A total of 630 subjects developed incident hypertension. Intensive insulin therapy reduced the overall long-term incidence of hypertension by 20%. Subject age, race, body mass index, and blood pressure at baseline did not influence the antihypertensive effects of the treatment.

"The salutary effect of intensive insulin therapy occurred in a delayed fashion. During the DCCT itself, there was little or no blood pressure benefit to intensive insulin therapy. In contrast, during the EDIC study follow-up, participants who had previously been assigned to intensive insulin therapy were at lower risk for developing hypertension," Dr. de Boer and his associates said (Arch. Intern. Med. 2008;168:1867-73).

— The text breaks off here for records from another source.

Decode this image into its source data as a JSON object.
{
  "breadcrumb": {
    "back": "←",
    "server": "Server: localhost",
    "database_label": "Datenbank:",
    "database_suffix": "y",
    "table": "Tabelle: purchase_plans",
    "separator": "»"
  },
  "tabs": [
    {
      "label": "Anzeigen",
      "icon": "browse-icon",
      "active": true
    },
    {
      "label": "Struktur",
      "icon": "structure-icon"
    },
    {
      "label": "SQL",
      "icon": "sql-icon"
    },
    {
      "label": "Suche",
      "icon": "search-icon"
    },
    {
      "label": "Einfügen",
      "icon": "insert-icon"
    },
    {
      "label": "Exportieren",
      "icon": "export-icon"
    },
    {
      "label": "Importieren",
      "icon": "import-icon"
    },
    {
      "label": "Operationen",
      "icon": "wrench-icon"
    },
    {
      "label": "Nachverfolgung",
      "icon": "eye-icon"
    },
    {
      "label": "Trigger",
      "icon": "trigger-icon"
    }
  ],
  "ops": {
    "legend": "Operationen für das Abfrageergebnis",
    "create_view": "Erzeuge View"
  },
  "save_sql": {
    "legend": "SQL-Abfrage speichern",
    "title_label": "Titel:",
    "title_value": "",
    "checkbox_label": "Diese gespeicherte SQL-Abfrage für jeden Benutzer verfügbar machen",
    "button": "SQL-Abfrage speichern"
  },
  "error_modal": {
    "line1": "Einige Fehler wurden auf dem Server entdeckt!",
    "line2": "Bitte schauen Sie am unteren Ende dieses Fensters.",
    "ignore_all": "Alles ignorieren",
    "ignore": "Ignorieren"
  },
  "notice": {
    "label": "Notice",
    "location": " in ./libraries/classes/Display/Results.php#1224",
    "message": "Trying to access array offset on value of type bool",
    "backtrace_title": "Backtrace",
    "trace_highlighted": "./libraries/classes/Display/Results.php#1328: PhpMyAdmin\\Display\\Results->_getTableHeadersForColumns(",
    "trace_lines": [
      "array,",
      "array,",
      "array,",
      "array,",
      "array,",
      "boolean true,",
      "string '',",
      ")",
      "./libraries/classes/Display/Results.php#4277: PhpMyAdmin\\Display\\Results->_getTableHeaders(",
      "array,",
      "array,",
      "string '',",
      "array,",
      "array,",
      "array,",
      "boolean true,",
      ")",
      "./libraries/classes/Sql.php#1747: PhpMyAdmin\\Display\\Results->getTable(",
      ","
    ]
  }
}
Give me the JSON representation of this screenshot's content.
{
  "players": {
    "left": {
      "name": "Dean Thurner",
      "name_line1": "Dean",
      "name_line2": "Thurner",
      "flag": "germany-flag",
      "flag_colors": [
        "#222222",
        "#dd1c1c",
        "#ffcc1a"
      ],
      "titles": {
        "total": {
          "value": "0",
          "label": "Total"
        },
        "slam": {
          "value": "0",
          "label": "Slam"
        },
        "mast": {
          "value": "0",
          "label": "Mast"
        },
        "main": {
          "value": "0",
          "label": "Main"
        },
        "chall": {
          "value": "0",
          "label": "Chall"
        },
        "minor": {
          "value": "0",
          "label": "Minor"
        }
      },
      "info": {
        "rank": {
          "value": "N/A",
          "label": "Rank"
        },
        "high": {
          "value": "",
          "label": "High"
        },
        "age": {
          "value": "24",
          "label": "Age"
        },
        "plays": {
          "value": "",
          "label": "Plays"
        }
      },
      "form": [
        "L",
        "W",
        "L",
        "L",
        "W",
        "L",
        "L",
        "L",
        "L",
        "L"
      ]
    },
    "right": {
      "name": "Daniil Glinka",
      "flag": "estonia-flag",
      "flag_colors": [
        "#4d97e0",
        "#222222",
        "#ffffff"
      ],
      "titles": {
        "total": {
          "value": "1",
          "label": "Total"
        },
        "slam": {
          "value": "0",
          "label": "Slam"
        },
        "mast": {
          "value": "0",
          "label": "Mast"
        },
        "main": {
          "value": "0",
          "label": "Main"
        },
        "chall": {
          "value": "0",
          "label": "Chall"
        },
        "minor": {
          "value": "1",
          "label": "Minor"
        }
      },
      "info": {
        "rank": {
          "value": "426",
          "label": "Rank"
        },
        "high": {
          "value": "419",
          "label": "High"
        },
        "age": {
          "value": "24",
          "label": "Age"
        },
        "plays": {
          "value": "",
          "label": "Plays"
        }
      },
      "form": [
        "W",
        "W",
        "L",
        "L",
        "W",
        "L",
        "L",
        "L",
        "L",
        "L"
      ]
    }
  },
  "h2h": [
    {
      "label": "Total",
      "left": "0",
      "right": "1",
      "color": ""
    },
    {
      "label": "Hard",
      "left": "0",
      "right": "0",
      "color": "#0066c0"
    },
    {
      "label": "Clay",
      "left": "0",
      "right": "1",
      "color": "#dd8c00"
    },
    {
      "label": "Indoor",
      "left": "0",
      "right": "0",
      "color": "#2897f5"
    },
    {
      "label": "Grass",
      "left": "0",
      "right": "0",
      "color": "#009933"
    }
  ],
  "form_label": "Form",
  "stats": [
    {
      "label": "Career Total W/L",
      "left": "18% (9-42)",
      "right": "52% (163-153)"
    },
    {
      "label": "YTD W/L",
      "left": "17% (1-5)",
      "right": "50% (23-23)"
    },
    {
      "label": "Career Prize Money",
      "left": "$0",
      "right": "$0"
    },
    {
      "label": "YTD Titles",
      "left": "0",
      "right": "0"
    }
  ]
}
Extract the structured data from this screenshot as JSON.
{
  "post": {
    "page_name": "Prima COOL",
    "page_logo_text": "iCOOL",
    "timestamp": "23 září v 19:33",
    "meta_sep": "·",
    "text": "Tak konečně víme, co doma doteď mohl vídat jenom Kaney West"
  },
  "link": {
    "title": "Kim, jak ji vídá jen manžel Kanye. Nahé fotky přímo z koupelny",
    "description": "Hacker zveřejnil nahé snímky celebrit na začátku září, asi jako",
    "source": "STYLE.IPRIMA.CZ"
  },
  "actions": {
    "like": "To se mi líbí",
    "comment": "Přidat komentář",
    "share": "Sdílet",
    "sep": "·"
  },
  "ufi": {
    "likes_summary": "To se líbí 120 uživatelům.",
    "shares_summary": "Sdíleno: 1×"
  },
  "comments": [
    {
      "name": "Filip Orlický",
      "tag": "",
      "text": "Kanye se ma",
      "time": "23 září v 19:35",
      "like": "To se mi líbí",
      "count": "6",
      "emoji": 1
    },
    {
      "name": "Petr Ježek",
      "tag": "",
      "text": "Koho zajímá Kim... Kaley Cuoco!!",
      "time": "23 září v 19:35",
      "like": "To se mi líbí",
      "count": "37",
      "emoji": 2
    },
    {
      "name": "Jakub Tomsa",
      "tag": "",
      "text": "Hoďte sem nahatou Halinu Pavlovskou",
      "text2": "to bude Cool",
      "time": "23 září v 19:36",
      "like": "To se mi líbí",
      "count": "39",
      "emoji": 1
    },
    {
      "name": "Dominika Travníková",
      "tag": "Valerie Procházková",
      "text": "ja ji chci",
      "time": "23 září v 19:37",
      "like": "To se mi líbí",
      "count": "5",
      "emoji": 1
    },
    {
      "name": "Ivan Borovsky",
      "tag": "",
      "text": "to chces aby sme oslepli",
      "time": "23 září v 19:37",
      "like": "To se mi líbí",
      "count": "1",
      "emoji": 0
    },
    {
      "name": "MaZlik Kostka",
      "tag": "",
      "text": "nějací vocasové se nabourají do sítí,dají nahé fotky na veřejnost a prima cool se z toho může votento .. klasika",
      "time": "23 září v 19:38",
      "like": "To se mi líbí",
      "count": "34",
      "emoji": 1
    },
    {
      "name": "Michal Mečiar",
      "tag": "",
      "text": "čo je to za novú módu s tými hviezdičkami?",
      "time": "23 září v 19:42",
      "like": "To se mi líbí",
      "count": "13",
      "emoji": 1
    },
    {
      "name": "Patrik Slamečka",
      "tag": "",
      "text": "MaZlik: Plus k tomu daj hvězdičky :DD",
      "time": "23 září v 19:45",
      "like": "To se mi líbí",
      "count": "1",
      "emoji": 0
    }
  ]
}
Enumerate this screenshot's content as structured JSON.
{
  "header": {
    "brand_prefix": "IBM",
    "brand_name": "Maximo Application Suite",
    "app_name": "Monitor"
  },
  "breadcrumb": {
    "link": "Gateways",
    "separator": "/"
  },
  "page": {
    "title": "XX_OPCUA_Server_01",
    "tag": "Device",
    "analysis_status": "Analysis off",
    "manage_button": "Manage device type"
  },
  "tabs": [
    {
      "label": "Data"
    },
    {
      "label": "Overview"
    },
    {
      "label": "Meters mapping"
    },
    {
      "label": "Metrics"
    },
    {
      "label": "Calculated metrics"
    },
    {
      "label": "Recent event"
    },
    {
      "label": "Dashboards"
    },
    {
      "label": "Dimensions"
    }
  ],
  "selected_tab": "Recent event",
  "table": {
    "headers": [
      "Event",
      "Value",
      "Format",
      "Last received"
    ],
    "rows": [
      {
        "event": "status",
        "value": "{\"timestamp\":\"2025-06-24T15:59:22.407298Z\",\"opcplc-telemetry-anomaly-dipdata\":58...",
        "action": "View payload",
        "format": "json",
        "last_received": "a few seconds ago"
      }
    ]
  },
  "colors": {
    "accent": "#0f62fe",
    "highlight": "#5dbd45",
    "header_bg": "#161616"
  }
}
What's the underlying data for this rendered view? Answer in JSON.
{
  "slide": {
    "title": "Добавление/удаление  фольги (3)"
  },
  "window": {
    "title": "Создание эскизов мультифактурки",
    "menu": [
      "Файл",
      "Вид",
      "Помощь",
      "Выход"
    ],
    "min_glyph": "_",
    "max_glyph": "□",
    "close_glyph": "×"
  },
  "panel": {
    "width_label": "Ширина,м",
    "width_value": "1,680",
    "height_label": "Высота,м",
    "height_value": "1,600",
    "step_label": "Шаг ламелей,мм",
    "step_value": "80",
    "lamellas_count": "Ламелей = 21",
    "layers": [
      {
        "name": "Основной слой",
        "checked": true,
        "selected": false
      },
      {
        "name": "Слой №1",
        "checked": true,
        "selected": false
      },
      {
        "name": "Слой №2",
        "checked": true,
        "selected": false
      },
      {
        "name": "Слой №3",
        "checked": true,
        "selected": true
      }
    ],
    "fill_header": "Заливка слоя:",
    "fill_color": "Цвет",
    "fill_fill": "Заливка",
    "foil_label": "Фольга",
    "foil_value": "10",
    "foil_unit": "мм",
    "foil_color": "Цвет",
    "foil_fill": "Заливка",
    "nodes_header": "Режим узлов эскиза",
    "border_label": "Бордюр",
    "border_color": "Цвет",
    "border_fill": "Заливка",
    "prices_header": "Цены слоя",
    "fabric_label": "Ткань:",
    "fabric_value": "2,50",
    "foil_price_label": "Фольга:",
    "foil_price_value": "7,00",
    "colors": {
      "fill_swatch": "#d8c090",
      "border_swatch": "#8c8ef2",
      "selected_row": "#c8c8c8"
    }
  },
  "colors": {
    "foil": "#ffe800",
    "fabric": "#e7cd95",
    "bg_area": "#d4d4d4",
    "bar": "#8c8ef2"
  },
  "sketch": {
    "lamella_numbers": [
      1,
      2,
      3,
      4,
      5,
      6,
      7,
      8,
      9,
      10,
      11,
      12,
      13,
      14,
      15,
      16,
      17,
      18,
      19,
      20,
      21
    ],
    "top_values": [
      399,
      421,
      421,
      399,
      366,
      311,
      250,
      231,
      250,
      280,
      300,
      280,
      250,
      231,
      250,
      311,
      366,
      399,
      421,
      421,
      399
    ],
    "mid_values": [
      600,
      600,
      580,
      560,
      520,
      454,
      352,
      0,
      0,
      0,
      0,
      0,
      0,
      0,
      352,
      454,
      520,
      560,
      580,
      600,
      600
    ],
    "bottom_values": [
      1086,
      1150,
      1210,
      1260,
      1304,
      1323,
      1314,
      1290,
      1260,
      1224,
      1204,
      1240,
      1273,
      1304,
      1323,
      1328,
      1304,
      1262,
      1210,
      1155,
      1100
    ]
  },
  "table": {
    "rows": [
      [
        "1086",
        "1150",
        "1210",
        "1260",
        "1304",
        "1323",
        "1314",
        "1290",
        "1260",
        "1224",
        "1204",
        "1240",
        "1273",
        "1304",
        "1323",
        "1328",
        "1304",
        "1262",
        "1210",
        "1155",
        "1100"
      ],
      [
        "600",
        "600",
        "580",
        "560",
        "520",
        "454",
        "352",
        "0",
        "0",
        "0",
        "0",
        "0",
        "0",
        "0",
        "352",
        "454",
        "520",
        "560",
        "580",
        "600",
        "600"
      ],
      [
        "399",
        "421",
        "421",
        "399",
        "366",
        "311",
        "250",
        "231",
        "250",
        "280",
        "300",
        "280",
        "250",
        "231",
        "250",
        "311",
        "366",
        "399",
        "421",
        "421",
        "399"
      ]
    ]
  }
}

This delay "suggests that the protective effect of intensive therapy on blood pressure occurs over a relatively long period, and/or that beneficial effects of glucose lowering are counterbalanced by unmeasured adverse effects in the short term." One such adverse effect is the weight gain associated with intensive insulin therapy, the researchers added.

The exact mechanism by which hyperglycemia leads to hypertension is not yet known. However, hyperglycemia is known to exert detrimental effects on the vascular wall, which lead to vasoconstriction and extracellular matrix deposition. The resulting vascular remodelling is likely to exert little effect at first but to progress over time, they noted.